Chad took Tyler to the scale to do the standard height, weight and head circumference check. While in the exam room finishing up paperwork, I heard the nurse say his weight. I rushed out, as she repeated, "18 lbs. 15 oz." Tyler lost weight since his last doctor visit a couple weeks ago. I was initially very upset and concerned. He also hasn't grown in height (27 3/4") at all since his 6-month check. He's now in the 50% for both weight and height. I was very thankful that Chad came with us. He calmed me down and insisted that everything was okay. Tyler, of course, was just as happy as always and didn't seem to notice anything!
The doctor, dressed in a lime green Hawaiian shirt, came in a few minutes later and gave us a little more piece of mind. He asked about 10,000 questions, checked Tyler's tummy and took a sample of his poopy. He stopped several times to play with him and comment on his haircut (to which, I made a pouty face). The doctor said a lot, so here are the bullet points:
- Tyler's three-hour eating pattern is typical for a true breastfed baby, and we should not worry or try to change it. He is in a pattern of eating a certain [smaller] amount and is basically too old to change.
- Tyler most likely has "spitty baby syndrome," which means he has reflux or GERD. The majority of children (60-70%) outgrow this by 6 months. There are a small few (30%) who have a more severe case and do not outgrow it until 12-18 months. Tyler falls into this category.
- We were instructed to stop all nighttime feedings, which also includes the bedtime feeding. Due to Tyler's reflux, he needs to be fully upright for at least one hour after eating.
- Keep breastfeeding. If Tyler does have a lactose protein sensitivity issue, breastmilk is much better than formula. There is no compelling reason to wean at this time.
- We need to continue giving him Zantac twice daily and may even need to increase the dosage.
- He insisted that Tyler was a very healthy and happy child. The drop in weight was nothing to cause concern and can most likely be attributed to a leveling out of growth. Since all his measurements are in the exact 50% percentile, he said we should feel relieved, not the opposite.
- The doctor said there was a small chance Tyler has Pyloric Stenosis or Intestinal Malrotation (click links for explanations). He ordered a UGI just to make sure these problems didn't exist.
Chad took a picture before Tyler's head and arms were fully secured. I'm not sure anyone wants to see it, but I thought I'd share anyways.

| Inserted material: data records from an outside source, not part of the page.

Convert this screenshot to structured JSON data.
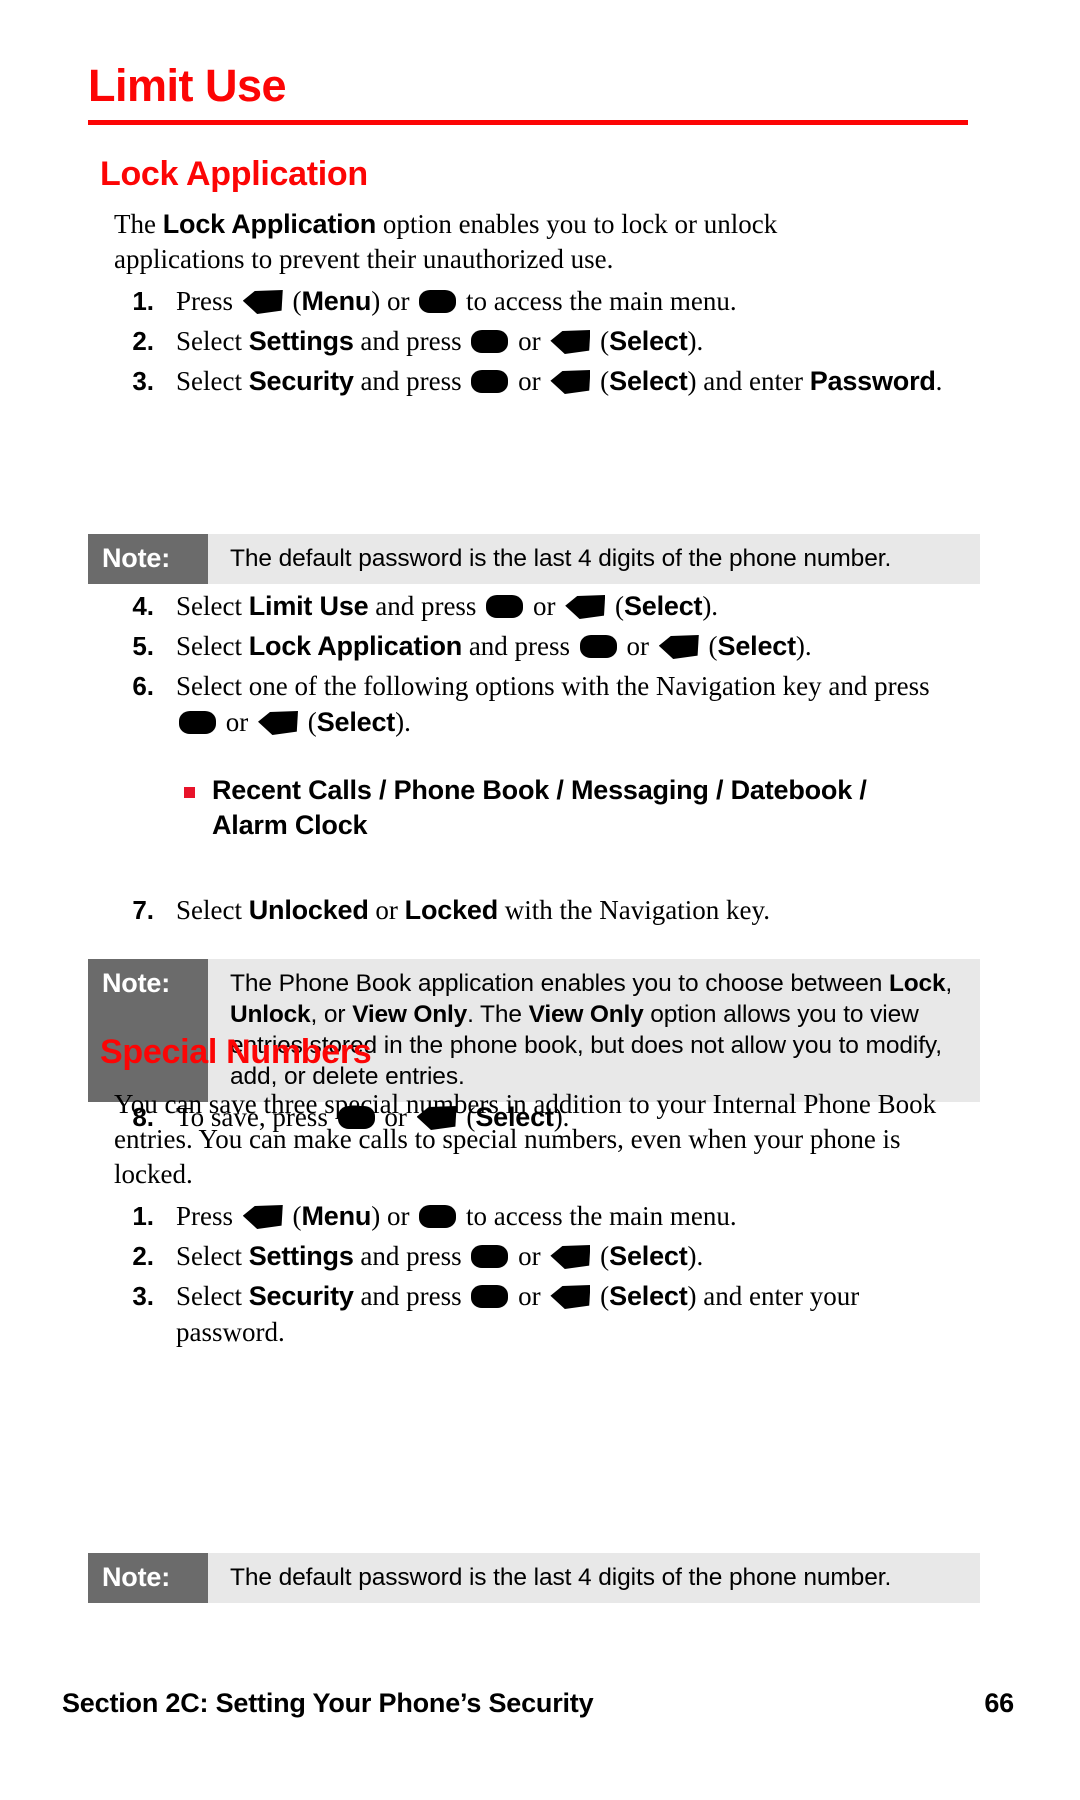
{
  "page": {
    "title": "Limit Use",
    "footer_section": "Section 2C: Setting Your Phone’s Security",
    "footer_page_number": "66",
    "accent_color": "#fc0505",
    "bullet_color": "#e8132a",
    "note_label_bg": "#6b6b6b",
    "note_body_bg": "#e8e8e8"
  },
  "sections": {
    "lock_application": {
      "heading": "Lock Application",
      "intro_a": "The ",
      "intro_bold": "Lock Application",
      "intro_b": " option enables you to lock or unlock applications to prevent their unauthorized use.",
      "steps": {
        "s1": {
          "num": "1.",
          "t1": "Press",
          "icon1": "softkey-icon",
          "t2": "(",
          "b1": "Menu",
          "t3": ") or",
          "icon2": "ok-key-icon",
          "t4": "to access the main menu."
        },
        "s2": {
          "num": "2.",
          "t1": "Select",
          "b1": "Settings",
          "t2": "and press",
          "icon1": "ok-key-icon",
          "t3": "or",
          "icon2": "softkey-icon",
          "t4": "(",
          "b2": "Select",
          "t5": ")."
        },
        "s3": {
          "num": "3.",
          "t1": "Select",
          "b1": "Security",
          "t2": "and press",
          "icon1": "ok-key-icon",
          "t3": "or",
          "icon2": "softkey-icon",
          "t4": "(",
          "b2": "Select",
          "t5": ") and enter",
          "b3": "Password",
          "t6": "."
        },
        "s4": {
          "num": "4.",
          "t1": "Select",
          "b1": "Limit Use",
          "t2": "and press",
          "icon1": "ok-key-icon",
          "t3": "or",
          "icon2": "softkey-icon",
          "t4": "(",
          "b2": "Select",
          "t5": ")."
        },
        "s5": {
          "num": "5.",
          "t1": "Select",
          "b1": "Lock Application",
          "t2": "and press",
          "icon1": "ok-key-icon",
          "t3": "or",
          "icon2": "softkey-icon",
          "t4": "(",
          "b2": "Select",
          "t5": ")."
        },
        "s6": {
          "num": "6.",
          "t1": "Select one of the following options with the Navigation key and press",
          "icon1": "ok-key-icon",
          "t2": "or",
          "icon2": "softkey-icon",
          "t3": "(",
          "b1": "Select",
          "t4": ")."
        },
        "s7": {
          "num": "7.",
          "t1": "Select",
          "b1": "Unlocked",
          "t2": "or",
          "b2": "Locked",
          "t3": "with the Navigation key."
        },
        "s8": {
          "num": "8.",
          "t1": "To save, press",
          "icon1": "ok-key-icon",
          "t2": "or",
          "icon2": "softkey-icon",
          "t3": "(",
          "b1": "Select",
          "t4": ")."
        }
      },
      "options_bullet": {
        "line1_items": [
          "Recent Calls",
          "Phone Book",
          "Messaging",
          "Datebook"
        ],
        "line1": "Recent Calls / Phone Book / Messaging / Datebook /",
        "line2": "Alarm Clock"
      },
      "note1": {
        "label": "Note:",
        "text": "The default password is the last 4 digits of the phone number."
      },
      "note2": {
        "label": "Note:",
        "p1": "The Phone Book application enables you to choose between ",
        "b1": "Lock",
        "p2": ", ",
        "b2": "Unlock",
        "p3": ", or ",
        "b3": "View Only",
        "p4": ". The ",
        "b4": "View Only",
        "p5": " option allows you to view entries stored in the phone book, but does not allow you to modify, add, or delete entries."
      }
    },
    "special_numbers": {
      "heading": "Special Numbers",
      "intro": "You can save three special numbers in addition to your Internal Phone Book entries. You can make calls to special numbers, even when your phone is locked.",
      "steps": {
        "s1": {
          "num": "1.",
          "t1": "Press",
          "icon1": "softkey-icon",
          "t2": "(",
          "b1": "Menu",
          "t3": ") or",
          "icon2": "ok-key-icon",
          "t4": "to access the main menu."
        },
        "s2": {
          "num": "2.",
          "t1": "Select",
          "b1": "Settings",
          "t2": "and press",
          "icon1": "ok-key-icon",
          "t3": "or",
          "icon2": "softkey-icon",
          "t4": "(",
          "b2": "Select",
          "t5": ")."
        },
        "s3": {
          "num": "3.",
          "t1": "Select",
          "b1": "Security",
          "t2": "and press",
          "icon1": "ok-key-icon",
          "t3": "or",
          "icon2": "softkey-icon",
          "t4": "(",
          "b2": "Select",
          "t5": ") and enter your password."
        }
      },
      "note1": {
        "label": "Note:",
        "text": "The default password is the last 4 digits of the phone number."
      }
    }
  }
}
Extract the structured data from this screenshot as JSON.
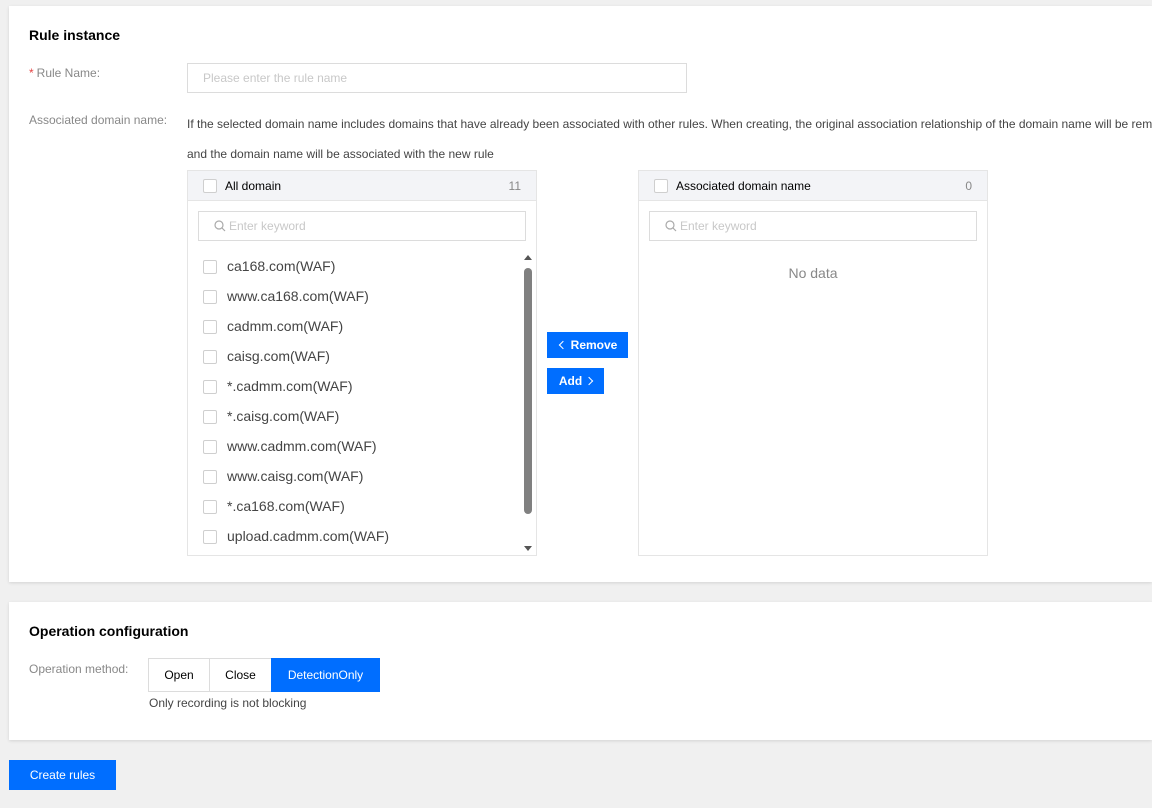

Tyler did okay. He cried a lot when they turned him in the many directions. He drank the bottle though, and finished up strong. He's pretty resilient. In fact, after the doctor was finished, he was laughing and smiling at her!
We'll know the final results by the end of the day. But it looks like our little guy just has a really bad case of reflux. We'll just continue giving medicine and make the adjustments mentioned above, and hopefully, he will outgrow the condition by 18 months.